There were also some scrappy moments and the tuning suffered in certain sections, especially the quieter ones, but the end section where the theme comes through was impressive, and the band's baritone section got the piece off to a very atmospheric start. A decent performance which was never going to be a winner, but nonetheless was one which was enjoyable to listen too, and would have been more so if tuning and ensemble had been a little bit more secure.

Ransome Band put on a nice show, which 4BR felt was deserving of at least a couple of places higher than the 10th they were ultimately rewarded with. There was some great playing from the band, but also some stuff which made you scratch your head and wonder if the MD had really had thought things out for the acoustic of the hall.

An example of this is the main trombone theme towards the end of the piece being almost obscured at times by the cornet section above it, whilst some of the playing almost seemed to stop as the tempos were so slow. The cornet and horn soloists were excellent, as was Ransome's euphonium player, but as with many bands on the day, a touch more thought given to interpretation and style could have reaped greater rewards.

Cliff Parker had a tough job on his hands with ‘Isaiah 40'. Langley have only been in the Championship Section for a few years, and on the day the technical demands of the piece seemed to be too much for the band. Their performance started off in a very nice fashion, with a sonorous bass section adding much to the atmosphere that the band created at the beginning of the piece. However, when it got to many of the more technically challenging passages it all got a bit ragged, and despite a fine contribution from the solo horn player was not enough to push the band any higher up the placings. It was a brave effort though, and they will be back next year determined to do better.

The same can be said for Raunds Temperence, who, despite all their efforts, also failed to cope with many of the intricacies of the piece. Both cornet and euphonium solos were very nicely played, but problems in tuning between individual members of the cornet section and nerves from other corners of the band did detract.

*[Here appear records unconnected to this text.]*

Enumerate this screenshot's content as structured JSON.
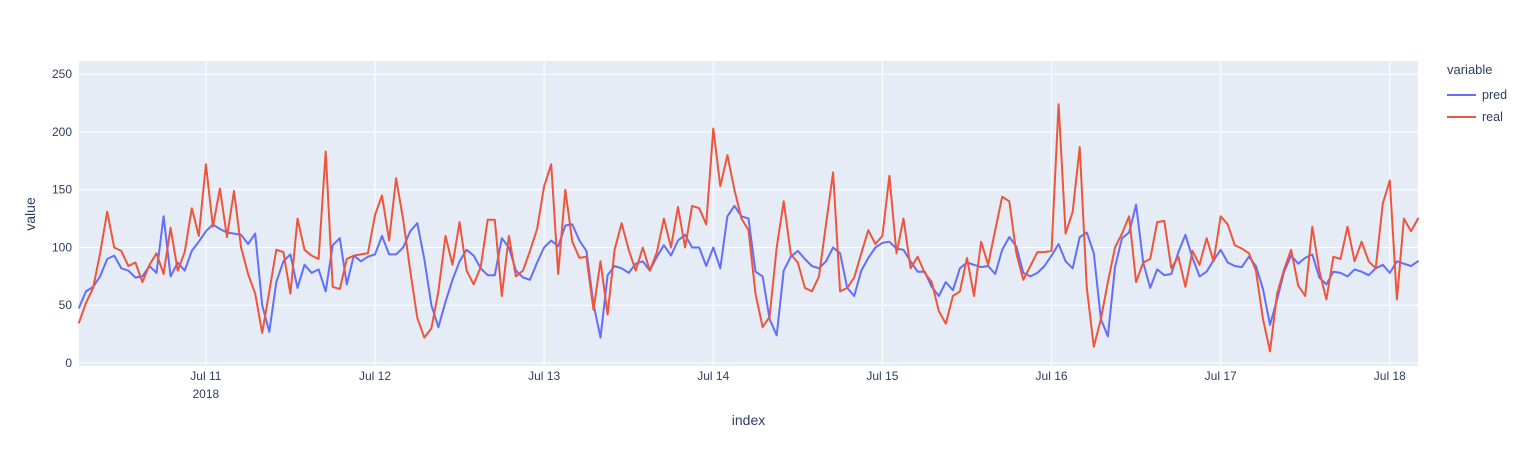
{
  "chart": {
    "xlabel": "index",
    "ylabel": "value",
    "legend_title": "variable",
    "year_label": "2018",
    "colors": {
      "pred": "#636EFA",
      "real": "#EF553B",
      "plot_bg": "#E5ECF6",
      "grid": "#FFFFFF",
      "text": "#2a3f5f"
    }
  },
  "chart_data": {
    "type": "line",
    "title": "",
    "xlabel": "index",
    "ylabel": "value",
    "legend_title": "variable",
    "legend_position": "right",
    "grid": true,
    "x_unit": "hours",
    "x_tick_labels": [
      "Jul 11",
      "Jul 12",
      "Jul 13",
      "Jul 14",
      "Jul 15",
      "Jul 16",
      "Jul 17",
      "Jul 18"
    ],
    "x_tick_indices": [
      18,
      42,
      66,
      90,
      114,
      138,
      162,
      186
    ],
    "x_year_label": "2018",
    "y_ticks": [
      0,
      50,
      100,
      150,
      200,
      250
    ],
    "ylim": [
      -3,
      261
    ],
    "n_points": 191,
    "series": [
      {
        "name": "pred",
        "color": "#636EFA",
        "values": [
          48,
          62,
          66,
          75,
          90,
          93,
          82,
          80,
          74,
          75,
          84,
          78,
          127,
          75,
          87,
          80,
          97,
          105,
          114,
          120,
          116,
          113,
          112,
          111,
          103,
          112,
          50,
          27,
          70,
          88,
          94,
          65,
          85,
          78,
          81,
          62,
          102,
          108,
          68,
          93,
          88,
          92,
          94,
          110,
          94,
          94,
          100,
          114,
          121,
          90,
          50,
          31,
          53,
          72,
          88,
          98,
          93,
          82,
          76,
          76,
          108,
          100,
          80,
          74,
          72,
          87,
          100,
          106,
          101,
          119,
          120,
          106,
          97,
          51,
          22,
          76,
          84,
          82,
          78,
          86,
          88,
          80,
          92,
          102,
          93,
          106,
          111,
          100,
          100,
          84,
          100,
          82,
          127,
          136,
          127,
          125,
          79,
          75,
          38,
          24,
          80,
          92,
          97,
          90,
          84,
          82,
          88,
          100,
          95,
          65,
          58,
          80,
          91,
          100,
          104,
          105,
          99,
          98,
          88,
          79,
          79,
          66,
          58,
          70,
          63,
          82,
          87,
          85,
          83,
          84,
          77,
          98,
          109,
          101,
          78,
          75,
          78,
          84,
          93,
          103,
          88,
          82,
          109,
          113,
          95,
          38,
          23,
          83,
          108,
          113,
          137,
          87,
          65,
          81,
          76,
          77,
          96,
          111,
          91,
          75,
          79,
          89,
          98,
          87,
          84,
          83,
          92,
          84,
          64,
          33,
          55,
          79,
          93,
          86,
          91,
          94,
          74,
          68,
          79,
          78,
          75,
          81,
          79,
          76,
          82,
          85,
          78,
          88,
          86,
          84,
          88
        ]
      },
      {
        "name": "real",
        "color": "#EF553B",
        "values": [
          35,
          52,
          65,
          95,
          131,
          100,
          97,
          84,
          87,
          70,
          85,
          95,
          77,
          117,
          80,
          96,
          134,
          110,
          172,
          118,
          151,
          109,
          149,
          100,
          77,
          60,
          26,
          62,
          98,
          96,
          60,
          125,
          98,
          93,
          90,
          183,
          66,
          64,
          90,
          93,
          94,
          95,
          128,
          145,
          106,
          160,
          124,
          80,
          39,
          22,
          30,
          62,
          110,
          85,
          122,
          80,
          68,
          83,
          124,
          124,
          58,
          110,
          75,
          80,
          97,
          116,
          153,
          172,
          77,
          150,
          105,
          91,
          92,
          46,
          88,
          42,
          98,
          121,
          98,
          80,
          100,
          80,
          96,
          125,
          100,
          135,
          100,
          136,
          134,
          120,
          203,
          153,
          180,
          150,
          125,
          115,
          60,
          31,
          40,
          100,
          140,
          94,
          87,
          65,
          62,
          75,
          120,
          165,
          62,
          65,
          74,
          95,
          115,
          103,
          110,
          162,
          95,
          125,
          82,
          92,
          78,
          70,
          45,
          34,
          58,
          62,
          91,
          58,
          105,
          85,
          115,
          144,
          140,
          95,
          72,
          84,
          96,
          96,
          97,
          224,
          112,
          131,
          187,
          65,
          14,
          38,
          70,
          100,
          112,
          127,
          70,
          87,
          90,
          122,
          123,
          82,
          92,
          66,
          97,
          85,
          108,
          88,
          127,
          120,
          102,
          99,
          95,
          80,
          38,
          10,
          60,
          81,
          98,
          67,
          58,
          118,
          80,
          55,
          92,
          90,
          118,
          88,
          105,
          88,
          82,
          138,
          158,
          55,
          125,
          114,
          125
        ]
      }
    ]
  }
}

However, for a band that had only just been promoted from the First Section the 12th placing they received should be taken as something to build on, as they also made a brave effort, and did not disgrace themselves in any way.    

It must be said that the overall standard was rather disappointing in the Championship Section here, but this could be to do with a very difficult piece being selected as the test rather than anything else. As in other sections over the weekend, problems in tuning were a major issue for many, and these things, which are so simple to fix, did detract a lot, too often. Some tuning made you wince in pain.

Another major issue is over-blowing. Several bands scuppered any chances they had of coming higher up in the placings by simply playing far too loud. Some of it was simply raucous and the two judges picked it up and punished it straight away. In fact, adjudicator David Read mentioned in his comments before the results were announced that some bands did tend to blow a bit too strongly, and that they were really looking for detail not harshness. David's colleague, Brian Buckley also mentioned the technical challenges of the work, saying that these have to be overcome before a performance of the piece can really be given.

In the end, musicality won the day in Burton-upon-Trent, and Staffordshire and Desford will go to London in October looking to prove that Midlands banding can offer a Champion Band of Great Britain once again.